First of all a quick thanks for sharing Spat5 with the community, it is absolutely incredible.

I have 2 questions in relation to an installation I am working on now which - similar to an acousmonium - has many different type of speakers/drivers to manifest the sculpture.

The first question: is it possible to selectively mute speakers in relation to a particular source? So let’s imagine I have 2 sources moving in a field of 64 channels output panning round in the main spat~ controlled from spat5.oper and or spat5.pan~. Would it be possibly to have speakers 4, 55 and 62 (example) selectively muted for souce 1 while still active for the trajectory of source 2? And if so can this be done dynamicly with gain attenuation or would this be only binary muting (switch-state)? If possible I would be interested to hear the most optimal strategy to realize this. I would prefer muting/attenuating the speakers selectively over diverting the trajectory so the source will not cross the speaker, because this will give more flexibility in the spatial modulation.

edit: I figured is it also possible to name each speaker individually, would it be possible to implement a selective muting based on the naming of speakers? For instance source X is not audible on all speakers starting with “horndriver” on its trajectory

Second question is in regards to using the @mc functionality for the equalizer. I would like to achieve the following: I have 9 different type of speakers with a quantity of 64 total, for each of these groups I want to apply a final gain and eq adjustment in the last stage before going into the dac. Nevertheless within the 9 groups there is spatialized multi-channel content. Is it possible to have only 9 equalizers in which 1 equalizer could adjust 12 channels selectively for efficiency-sake?

In my current solution I’m creating 64 equalizers and copying eq responses within the groups to the related channels but this ofcourse cumbersome and not a very effective workflow. (spat5.equalizer @channels 64 into spat5.cascade~ @channels 64 @mc 1)

Any suggestions on being able to work with group eq’s within the mc structure?

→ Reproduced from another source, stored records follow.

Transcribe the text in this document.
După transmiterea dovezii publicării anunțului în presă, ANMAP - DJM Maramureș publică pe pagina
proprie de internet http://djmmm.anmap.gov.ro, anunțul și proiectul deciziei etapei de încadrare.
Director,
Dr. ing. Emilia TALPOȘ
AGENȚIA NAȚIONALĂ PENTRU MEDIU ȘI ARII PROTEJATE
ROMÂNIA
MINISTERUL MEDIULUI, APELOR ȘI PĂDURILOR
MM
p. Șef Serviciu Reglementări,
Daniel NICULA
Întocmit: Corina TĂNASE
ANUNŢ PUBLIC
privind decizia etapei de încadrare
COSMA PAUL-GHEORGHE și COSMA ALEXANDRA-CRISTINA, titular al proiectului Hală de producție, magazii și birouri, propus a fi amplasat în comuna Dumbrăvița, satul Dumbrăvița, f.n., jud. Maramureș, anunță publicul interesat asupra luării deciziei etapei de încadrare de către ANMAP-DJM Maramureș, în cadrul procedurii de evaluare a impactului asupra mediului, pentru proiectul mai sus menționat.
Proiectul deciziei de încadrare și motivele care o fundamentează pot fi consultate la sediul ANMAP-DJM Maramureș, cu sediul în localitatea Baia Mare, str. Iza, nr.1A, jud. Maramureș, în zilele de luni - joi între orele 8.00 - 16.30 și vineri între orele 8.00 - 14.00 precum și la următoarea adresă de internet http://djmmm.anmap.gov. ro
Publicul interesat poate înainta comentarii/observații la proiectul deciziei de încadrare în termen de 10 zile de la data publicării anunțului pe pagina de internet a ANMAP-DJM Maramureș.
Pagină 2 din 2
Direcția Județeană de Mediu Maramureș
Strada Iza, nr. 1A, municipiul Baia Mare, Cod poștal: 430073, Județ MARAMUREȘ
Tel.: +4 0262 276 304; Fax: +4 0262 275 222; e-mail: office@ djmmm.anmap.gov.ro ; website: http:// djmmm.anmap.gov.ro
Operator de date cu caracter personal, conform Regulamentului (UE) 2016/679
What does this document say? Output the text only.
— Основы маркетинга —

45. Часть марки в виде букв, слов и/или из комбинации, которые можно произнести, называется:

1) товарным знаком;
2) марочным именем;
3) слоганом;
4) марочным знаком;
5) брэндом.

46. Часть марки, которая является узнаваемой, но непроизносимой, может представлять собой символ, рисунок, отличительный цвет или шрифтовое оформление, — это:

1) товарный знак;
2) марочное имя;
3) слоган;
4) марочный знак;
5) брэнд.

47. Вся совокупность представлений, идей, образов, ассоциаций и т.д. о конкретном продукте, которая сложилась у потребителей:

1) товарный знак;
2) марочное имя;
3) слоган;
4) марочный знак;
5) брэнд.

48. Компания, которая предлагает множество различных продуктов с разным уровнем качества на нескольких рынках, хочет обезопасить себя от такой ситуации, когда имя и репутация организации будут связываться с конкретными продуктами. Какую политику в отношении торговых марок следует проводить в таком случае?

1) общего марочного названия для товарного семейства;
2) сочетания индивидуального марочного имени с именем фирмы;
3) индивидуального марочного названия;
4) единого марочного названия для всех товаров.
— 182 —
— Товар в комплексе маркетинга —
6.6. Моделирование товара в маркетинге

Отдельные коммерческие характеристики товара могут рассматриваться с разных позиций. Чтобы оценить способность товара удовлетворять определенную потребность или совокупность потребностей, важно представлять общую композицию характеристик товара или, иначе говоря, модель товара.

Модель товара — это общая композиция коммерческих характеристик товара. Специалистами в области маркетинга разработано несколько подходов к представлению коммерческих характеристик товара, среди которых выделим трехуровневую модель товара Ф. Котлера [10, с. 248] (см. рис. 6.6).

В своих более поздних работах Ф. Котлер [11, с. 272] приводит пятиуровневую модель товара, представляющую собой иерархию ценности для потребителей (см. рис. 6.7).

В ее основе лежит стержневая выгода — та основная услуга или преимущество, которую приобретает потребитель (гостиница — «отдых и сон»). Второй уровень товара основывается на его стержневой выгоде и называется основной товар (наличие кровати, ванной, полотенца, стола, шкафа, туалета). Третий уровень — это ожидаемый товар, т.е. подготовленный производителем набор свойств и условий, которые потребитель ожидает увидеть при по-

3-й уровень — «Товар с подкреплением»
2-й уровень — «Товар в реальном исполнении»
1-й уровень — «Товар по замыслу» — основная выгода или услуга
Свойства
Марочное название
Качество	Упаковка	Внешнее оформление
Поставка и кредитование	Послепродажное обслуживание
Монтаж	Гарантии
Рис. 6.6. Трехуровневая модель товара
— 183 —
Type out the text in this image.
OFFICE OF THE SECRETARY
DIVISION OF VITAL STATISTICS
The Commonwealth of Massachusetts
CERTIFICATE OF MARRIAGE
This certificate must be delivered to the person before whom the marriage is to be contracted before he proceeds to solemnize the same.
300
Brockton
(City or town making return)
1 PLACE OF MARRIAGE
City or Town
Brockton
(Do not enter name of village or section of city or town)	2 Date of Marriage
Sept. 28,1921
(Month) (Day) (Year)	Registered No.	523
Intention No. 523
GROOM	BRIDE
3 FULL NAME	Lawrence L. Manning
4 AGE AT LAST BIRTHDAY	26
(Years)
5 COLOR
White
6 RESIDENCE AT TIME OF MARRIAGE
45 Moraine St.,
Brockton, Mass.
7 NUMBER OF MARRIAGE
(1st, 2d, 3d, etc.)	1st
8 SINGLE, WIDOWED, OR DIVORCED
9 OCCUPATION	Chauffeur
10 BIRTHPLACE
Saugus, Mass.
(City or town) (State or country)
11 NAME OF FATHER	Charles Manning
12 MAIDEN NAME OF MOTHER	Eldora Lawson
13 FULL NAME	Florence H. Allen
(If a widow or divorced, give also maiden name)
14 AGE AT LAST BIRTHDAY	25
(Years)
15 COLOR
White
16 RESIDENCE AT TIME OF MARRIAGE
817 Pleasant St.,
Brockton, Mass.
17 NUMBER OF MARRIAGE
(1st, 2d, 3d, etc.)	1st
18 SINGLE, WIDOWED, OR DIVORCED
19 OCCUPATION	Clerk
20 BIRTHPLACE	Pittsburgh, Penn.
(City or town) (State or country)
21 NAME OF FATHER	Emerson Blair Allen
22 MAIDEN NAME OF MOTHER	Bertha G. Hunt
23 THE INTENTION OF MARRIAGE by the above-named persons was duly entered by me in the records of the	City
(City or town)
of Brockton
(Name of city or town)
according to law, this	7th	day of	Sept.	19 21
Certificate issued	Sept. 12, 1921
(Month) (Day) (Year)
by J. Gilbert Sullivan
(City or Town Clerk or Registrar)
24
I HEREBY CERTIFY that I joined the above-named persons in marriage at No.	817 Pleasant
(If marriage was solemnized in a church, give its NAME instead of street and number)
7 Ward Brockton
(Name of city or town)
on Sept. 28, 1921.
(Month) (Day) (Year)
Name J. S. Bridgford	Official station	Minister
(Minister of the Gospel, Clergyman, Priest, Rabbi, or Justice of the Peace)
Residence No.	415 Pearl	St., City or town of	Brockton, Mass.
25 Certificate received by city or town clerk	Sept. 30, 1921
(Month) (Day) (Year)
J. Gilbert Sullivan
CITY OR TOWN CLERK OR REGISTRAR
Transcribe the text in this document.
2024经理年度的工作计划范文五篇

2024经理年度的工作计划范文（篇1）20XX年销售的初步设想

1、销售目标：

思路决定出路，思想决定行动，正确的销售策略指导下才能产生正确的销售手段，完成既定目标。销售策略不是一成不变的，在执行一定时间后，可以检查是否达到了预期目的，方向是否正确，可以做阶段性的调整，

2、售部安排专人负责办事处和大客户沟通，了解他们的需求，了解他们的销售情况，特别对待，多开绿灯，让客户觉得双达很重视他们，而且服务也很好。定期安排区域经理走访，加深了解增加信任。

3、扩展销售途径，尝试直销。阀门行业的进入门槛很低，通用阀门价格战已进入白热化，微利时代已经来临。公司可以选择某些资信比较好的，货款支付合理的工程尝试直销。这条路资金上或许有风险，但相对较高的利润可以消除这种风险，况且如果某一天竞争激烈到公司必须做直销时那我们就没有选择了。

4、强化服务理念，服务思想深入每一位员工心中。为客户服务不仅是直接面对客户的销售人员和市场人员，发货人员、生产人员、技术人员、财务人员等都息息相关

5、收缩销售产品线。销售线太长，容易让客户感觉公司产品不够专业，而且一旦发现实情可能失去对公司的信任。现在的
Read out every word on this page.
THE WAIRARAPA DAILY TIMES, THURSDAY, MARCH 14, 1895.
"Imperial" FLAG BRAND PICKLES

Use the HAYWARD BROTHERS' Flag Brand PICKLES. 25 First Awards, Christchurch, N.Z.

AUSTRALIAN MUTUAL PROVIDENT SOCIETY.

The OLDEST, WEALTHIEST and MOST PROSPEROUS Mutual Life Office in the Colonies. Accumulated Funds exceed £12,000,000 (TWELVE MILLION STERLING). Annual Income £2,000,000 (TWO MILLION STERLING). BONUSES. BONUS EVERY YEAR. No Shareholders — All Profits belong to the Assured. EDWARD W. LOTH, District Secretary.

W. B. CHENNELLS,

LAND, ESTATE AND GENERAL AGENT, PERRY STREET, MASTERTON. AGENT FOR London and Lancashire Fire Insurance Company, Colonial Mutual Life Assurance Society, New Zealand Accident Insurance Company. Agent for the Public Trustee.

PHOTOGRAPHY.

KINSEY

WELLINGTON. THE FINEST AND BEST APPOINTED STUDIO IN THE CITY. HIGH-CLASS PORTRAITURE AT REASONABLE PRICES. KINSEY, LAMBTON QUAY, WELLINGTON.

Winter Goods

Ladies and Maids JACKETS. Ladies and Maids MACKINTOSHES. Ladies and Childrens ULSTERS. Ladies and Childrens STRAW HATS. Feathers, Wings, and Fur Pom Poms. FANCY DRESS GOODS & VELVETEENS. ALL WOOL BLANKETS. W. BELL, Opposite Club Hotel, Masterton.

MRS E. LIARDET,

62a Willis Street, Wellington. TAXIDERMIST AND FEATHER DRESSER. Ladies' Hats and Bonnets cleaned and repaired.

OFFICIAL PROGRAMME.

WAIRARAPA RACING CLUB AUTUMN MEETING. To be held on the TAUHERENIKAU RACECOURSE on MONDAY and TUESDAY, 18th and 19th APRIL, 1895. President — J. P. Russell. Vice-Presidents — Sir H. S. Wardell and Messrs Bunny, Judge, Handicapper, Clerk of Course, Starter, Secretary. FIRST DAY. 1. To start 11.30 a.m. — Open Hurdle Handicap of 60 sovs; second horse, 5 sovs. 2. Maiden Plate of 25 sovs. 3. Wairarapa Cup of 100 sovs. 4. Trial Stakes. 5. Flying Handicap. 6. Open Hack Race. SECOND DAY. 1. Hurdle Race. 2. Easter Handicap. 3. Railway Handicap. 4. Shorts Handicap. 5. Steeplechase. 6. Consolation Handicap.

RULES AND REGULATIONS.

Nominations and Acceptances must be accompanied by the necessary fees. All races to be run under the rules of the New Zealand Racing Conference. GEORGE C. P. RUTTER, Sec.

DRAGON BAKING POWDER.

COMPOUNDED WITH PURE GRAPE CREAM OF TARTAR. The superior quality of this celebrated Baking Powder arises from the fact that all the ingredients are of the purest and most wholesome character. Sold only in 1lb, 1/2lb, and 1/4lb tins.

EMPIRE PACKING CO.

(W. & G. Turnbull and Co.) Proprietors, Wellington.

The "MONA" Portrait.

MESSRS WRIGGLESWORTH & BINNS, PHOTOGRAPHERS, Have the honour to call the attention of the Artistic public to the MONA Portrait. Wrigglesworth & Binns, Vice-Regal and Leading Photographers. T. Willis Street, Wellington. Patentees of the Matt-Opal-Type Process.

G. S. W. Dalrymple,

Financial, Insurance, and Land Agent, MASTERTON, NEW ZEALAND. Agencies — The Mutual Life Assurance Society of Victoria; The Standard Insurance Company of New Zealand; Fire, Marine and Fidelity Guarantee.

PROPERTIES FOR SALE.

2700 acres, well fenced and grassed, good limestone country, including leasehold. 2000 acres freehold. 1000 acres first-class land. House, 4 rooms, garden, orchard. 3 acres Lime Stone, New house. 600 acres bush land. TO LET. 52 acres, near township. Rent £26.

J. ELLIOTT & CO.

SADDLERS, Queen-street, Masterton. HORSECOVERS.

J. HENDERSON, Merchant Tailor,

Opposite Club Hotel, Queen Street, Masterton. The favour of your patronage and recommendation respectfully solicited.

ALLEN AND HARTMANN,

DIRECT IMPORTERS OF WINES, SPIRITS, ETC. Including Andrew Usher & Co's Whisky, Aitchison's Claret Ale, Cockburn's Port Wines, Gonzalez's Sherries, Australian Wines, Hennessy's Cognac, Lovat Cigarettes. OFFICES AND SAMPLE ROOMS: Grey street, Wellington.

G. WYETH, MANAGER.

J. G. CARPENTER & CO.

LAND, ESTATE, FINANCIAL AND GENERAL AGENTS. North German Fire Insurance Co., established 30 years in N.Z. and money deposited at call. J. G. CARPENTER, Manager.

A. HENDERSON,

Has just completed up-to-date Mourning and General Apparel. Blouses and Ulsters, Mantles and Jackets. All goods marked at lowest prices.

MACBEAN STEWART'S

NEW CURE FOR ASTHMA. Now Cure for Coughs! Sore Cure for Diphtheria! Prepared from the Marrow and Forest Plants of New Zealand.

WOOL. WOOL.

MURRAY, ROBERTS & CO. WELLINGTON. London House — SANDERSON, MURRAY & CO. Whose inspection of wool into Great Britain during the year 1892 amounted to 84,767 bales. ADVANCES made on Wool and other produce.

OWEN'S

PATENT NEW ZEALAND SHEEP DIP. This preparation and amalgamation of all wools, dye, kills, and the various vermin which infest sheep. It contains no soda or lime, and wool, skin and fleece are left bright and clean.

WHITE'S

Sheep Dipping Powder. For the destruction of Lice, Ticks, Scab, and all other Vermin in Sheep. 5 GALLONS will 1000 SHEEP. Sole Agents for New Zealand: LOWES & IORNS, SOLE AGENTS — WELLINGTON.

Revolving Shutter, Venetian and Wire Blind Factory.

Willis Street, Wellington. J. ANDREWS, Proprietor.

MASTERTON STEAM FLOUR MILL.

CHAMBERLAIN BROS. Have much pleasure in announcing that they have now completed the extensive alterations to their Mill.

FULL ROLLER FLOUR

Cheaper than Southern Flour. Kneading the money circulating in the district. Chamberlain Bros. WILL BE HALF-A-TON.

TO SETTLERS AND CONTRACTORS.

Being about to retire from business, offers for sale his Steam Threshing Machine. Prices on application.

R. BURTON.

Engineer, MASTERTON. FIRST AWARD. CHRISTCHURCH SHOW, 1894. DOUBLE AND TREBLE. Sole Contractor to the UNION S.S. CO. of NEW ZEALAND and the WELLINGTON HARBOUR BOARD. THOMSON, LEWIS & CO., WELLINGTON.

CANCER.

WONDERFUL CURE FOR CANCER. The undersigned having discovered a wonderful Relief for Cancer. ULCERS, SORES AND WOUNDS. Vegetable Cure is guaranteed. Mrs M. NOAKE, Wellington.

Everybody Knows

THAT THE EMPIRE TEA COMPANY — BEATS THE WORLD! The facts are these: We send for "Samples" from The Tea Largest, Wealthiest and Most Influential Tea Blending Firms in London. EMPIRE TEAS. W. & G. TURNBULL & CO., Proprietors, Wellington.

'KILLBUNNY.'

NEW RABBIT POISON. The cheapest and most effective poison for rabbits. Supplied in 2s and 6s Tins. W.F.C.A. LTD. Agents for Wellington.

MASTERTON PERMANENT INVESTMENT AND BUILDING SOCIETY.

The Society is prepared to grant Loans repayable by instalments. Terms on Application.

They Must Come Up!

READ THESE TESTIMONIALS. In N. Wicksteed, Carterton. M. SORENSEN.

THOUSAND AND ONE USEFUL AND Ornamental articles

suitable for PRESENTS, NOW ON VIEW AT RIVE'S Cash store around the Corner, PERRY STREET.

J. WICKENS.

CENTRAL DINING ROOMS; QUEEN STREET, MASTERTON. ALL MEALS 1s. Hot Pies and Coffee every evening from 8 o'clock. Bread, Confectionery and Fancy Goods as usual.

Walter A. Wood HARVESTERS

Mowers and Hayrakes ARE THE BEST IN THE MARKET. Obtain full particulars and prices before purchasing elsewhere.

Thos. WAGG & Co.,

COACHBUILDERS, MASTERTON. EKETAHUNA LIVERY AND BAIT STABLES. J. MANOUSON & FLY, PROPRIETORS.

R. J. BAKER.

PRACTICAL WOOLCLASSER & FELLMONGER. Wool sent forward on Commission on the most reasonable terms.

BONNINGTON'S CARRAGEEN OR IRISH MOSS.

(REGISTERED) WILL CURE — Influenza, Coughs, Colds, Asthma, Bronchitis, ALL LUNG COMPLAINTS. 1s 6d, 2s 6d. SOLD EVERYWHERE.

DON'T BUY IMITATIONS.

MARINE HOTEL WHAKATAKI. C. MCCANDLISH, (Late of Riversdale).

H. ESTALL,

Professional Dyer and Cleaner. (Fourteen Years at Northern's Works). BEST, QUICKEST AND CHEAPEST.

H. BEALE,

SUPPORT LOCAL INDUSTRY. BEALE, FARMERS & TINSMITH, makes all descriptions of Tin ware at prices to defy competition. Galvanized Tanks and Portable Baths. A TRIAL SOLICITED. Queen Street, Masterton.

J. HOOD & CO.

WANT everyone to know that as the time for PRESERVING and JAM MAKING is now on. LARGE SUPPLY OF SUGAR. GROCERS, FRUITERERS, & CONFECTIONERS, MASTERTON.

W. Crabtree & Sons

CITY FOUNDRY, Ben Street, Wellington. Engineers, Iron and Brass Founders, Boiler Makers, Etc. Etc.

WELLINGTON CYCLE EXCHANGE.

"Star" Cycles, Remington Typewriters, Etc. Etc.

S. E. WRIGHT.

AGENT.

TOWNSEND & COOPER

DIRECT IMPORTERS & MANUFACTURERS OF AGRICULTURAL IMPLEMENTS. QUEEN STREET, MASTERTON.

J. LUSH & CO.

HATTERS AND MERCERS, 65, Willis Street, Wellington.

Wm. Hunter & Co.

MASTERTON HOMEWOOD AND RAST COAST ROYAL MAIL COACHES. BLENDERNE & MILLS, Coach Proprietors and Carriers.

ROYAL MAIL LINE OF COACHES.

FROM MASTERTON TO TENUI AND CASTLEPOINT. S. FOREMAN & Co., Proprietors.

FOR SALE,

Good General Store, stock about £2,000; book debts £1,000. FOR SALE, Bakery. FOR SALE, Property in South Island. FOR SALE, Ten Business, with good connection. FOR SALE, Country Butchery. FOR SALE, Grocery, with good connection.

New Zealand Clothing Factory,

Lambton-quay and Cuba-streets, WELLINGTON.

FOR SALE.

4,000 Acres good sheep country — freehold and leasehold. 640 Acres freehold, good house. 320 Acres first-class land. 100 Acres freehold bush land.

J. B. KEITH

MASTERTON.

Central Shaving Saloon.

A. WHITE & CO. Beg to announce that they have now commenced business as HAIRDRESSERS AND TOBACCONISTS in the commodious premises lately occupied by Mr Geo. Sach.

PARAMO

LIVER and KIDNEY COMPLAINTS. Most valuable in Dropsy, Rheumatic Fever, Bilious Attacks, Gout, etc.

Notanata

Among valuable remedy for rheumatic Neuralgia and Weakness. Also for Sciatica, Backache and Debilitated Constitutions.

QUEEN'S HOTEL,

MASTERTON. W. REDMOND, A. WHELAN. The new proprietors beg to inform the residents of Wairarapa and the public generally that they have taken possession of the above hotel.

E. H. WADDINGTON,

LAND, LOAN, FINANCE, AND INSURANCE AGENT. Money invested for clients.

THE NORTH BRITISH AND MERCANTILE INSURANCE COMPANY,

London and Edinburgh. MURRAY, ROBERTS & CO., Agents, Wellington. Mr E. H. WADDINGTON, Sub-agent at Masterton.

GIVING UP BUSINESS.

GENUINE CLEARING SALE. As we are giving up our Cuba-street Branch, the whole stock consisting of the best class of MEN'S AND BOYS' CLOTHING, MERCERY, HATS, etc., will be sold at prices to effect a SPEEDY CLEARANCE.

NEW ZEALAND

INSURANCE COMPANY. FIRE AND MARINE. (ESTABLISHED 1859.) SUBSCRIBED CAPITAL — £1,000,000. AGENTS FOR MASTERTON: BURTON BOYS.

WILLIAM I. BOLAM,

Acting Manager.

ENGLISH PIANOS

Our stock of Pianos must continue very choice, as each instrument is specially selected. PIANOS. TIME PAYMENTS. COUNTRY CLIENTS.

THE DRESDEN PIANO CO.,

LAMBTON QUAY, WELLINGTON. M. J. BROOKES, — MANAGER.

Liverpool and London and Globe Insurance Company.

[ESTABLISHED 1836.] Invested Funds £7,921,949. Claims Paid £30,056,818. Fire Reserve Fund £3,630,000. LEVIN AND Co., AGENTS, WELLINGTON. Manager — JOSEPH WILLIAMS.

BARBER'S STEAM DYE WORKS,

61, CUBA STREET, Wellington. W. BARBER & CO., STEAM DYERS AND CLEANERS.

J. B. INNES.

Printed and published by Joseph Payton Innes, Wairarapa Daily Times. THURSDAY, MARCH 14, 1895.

Many thanks for the advice!

Robin Koek

Hi Robin,

First question: no, I don’t see any way to selectively mute speakers in relation to a particular source.
You can either 1) completely mute a given source or 2) have one spat~ object for each source and mute or attenuate the corresponding output channel(s).

The name of the speaker is currently only a graphical hint, but cannot be used for control purposes.

Second question: if you have 64 speakers in total, you’d need 64 independent equalizers even if they have the same response characteristics. You cannot “share” equalizers for efficiency.
Anyway, spat5.cascade~ / spat5.equalizer are fairly optimized and should handle 64 channels nicely.

Finally, it shouldn’t be too cumbersome to “copy” the EQ responses to multiple channels : you can e.g. use the following syntax : /channel/[12-16] or /channel/{3,5,6,24}
(see for instance spat5.tuto-osc-1)

Best,
T.

Dear Thibaut,

Thank you for the elaboration and the advice on how to approach these topics.

I will implement and evaluate your proposed workflows tomorrow immediately.